AIモデル収益化の構造比較:Google・Microsoft・Palantir

NVIDIA GTC 2026で示されたAIインフラの急拡大は、ハードウェア側(NVIDIA・TSMC・SK Hynix)の恩恵として語られることが多い。しかし実際に投資家が注目すべきは、そのインフラの上で「誰がどうマネタイズしているか」という構造の違いだ。Google・Microsoft・Palantirの3社を軸に整理する。

Google(Alphabet):インフラ×モデル×広告の三層構造

GoogleのAI収益化は三層に分かれる。①自社データセンター(TPU)でモデルを内製・コスト削減、②Geminiモデルを検索・Workspaceに組み込み既存収益を防衛、③Google Cloud経由でエンタープライズに外販する。

投資観点では「検索広告の防衛コスト」がリスク要因だ。AI検索(AI Overview)は1クエリあたりのコストが従来の数倍とされており、トラフィック維持のためのAI投資が利益率を圧迫するかどうかが2026年の注目点となる。

Microsoft:Copilotによる単価引き上げ戦略

MicrosoftはOpenAIへの出資を梃子に、Office・Azure・GitHubの既存製品にCopilotを上乗せし、サブスクリプション単価を引き上げる戦略をとる。Microsoft 365 Copilotは1ユーザー月額30ドルの追加課金であり、企業ユーザー数を考えると収益インパクトは大きい。
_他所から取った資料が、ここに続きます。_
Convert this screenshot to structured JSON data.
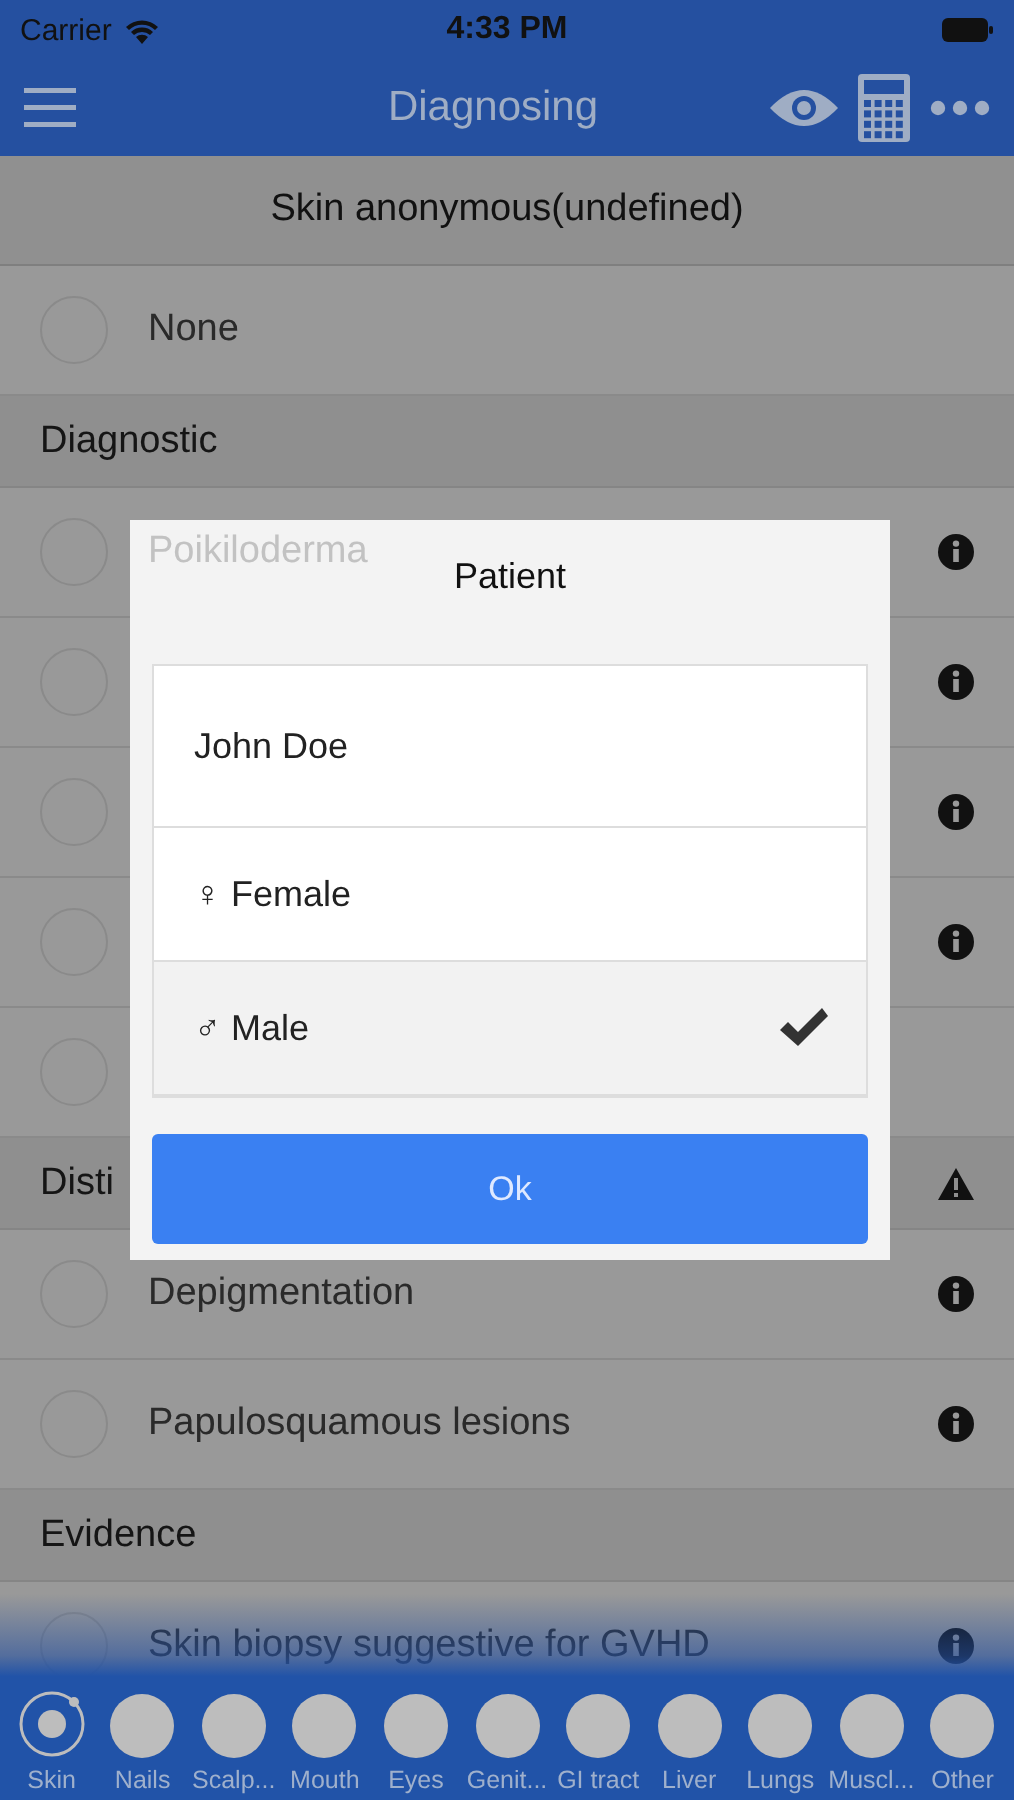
{
  "status_bar": {
    "carrier": "Carrier",
    "time": "4:33 PM"
  },
  "nav_bar": {
    "title": "Diagnosing"
  },
  "header": {
    "title": "Skin anonymous(undefined)"
  },
  "list": [
    {
      "kind": "option",
      "label": "None",
      "info": false,
      "checked": false
    },
    {
      "kind": "section",
      "label": "Diagnostic",
      "warning": false
    },
    {
      "kind": "option",
      "label": "Poikiloderma",
      "info": true,
      "checked": false
    },
    {
      "kind": "option",
      "info": true,
      "checked": false
    },
    {
      "kind": "option",
      "info": true,
      "checked": false
    },
    {
      "kind": "option",
      "info": true,
      "checked": false
    },
    {
      "kind": "option",
      "info": false,
      "checked": false
    },
    {
      "kind": "section",
      "label": "Disti",
      "warning": true
    },
    {
      "kind": "option",
      "label": "Depigmentation",
      "info": true,
      "checked": false
    },
    {
      "kind": "option",
      "label": "Papulosquamous lesions",
      "info": true,
      "checked": false
    },
    {
      "kind": "section",
      "label": "Evidence",
      "warning": false
    },
    {
      "kind": "option",
      "label": "Skin biopsy suggestive for GVHD",
      "info": true,
      "checked": false
    }
  ],
  "dialog": {
    "title": "Patient",
    "options": [
      {
        "kind": "name",
        "label": "John Doe"
      },
      {
        "kind": "gender",
        "label": "♀ Female",
        "selected": false
      },
      {
        "kind": "gender",
        "label": "♂ Male",
        "selected": true
      }
    ],
    "button": "Ok"
  },
  "tab_bar": [
    {
      "label": "Skin",
      "selected": true
    },
    {
      "label": "Nails",
      "selected": false
    },
    {
      "label": "Scalp...",
      "selected": false
    },
    {
      "label": "Mouth",
      "selected": false
    },
    {
      "label": "Eyes",
      "selected": false
    },
    {
      "label": "Genit...",
      "selected": false
    },
    {
      "label": "GI tract",
      "selected": false
    },
    {
      "label": "Liver",
      "selected": false
    },
    {
      "label": "Lungs",
      "selected": false
    },
    {
      "label": "Muscl...",
      "selected": false
    },
    {
      "label": "Other",
      "selected": false
    }
  ]
}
Azureの成長率がAI需要を反映して加速しているかどうかが、四半期ごとの決算で最も注目される指標だ。Azureの成長率が鈍化すると株価が即座に反応するため、決算前後のボラティリティは高い。

Palantir:政府×エンタープライズのニッチ独占

Palantirはデータ統合プラットフォーム(AIP)を軸に、米国政府・国防省・民間大企業向けに特化したAIオペレーティングシステムを提供する。競合が入りにくいセキュリティクリアランスが参入障壁となり、顧客単価が極めて高い。

ただしバリュエーションは高く、2026年時点でPSR(株価売上高倍率)が50倍超の水準で推移している。成長が続く限りプレミアムは維持されるが、売上成長率が鈍化した瞬間に大きく調整するリスクを内包する。高成長・高バリュエーション銘柄の典型として、ポジションサイズの管理が重要だ。

3社の比較まとめ

収益化モデル主なリスク
Google広告防衛+クラウド外販AI検索のコスト増
MicrosoftCopilot単価引き上げAzure成長率の鈍化
Palantir政府・大企業向け高単価高バリュエーションの調整リスク

AIインフラへの投資が一巡したとき、上位レイヤーで収益を積み上げられるソフトウェア・サービス企業の選別が本格化する。この3社の決算トレンドは、そのベンチマークとして追い続ける価値がある。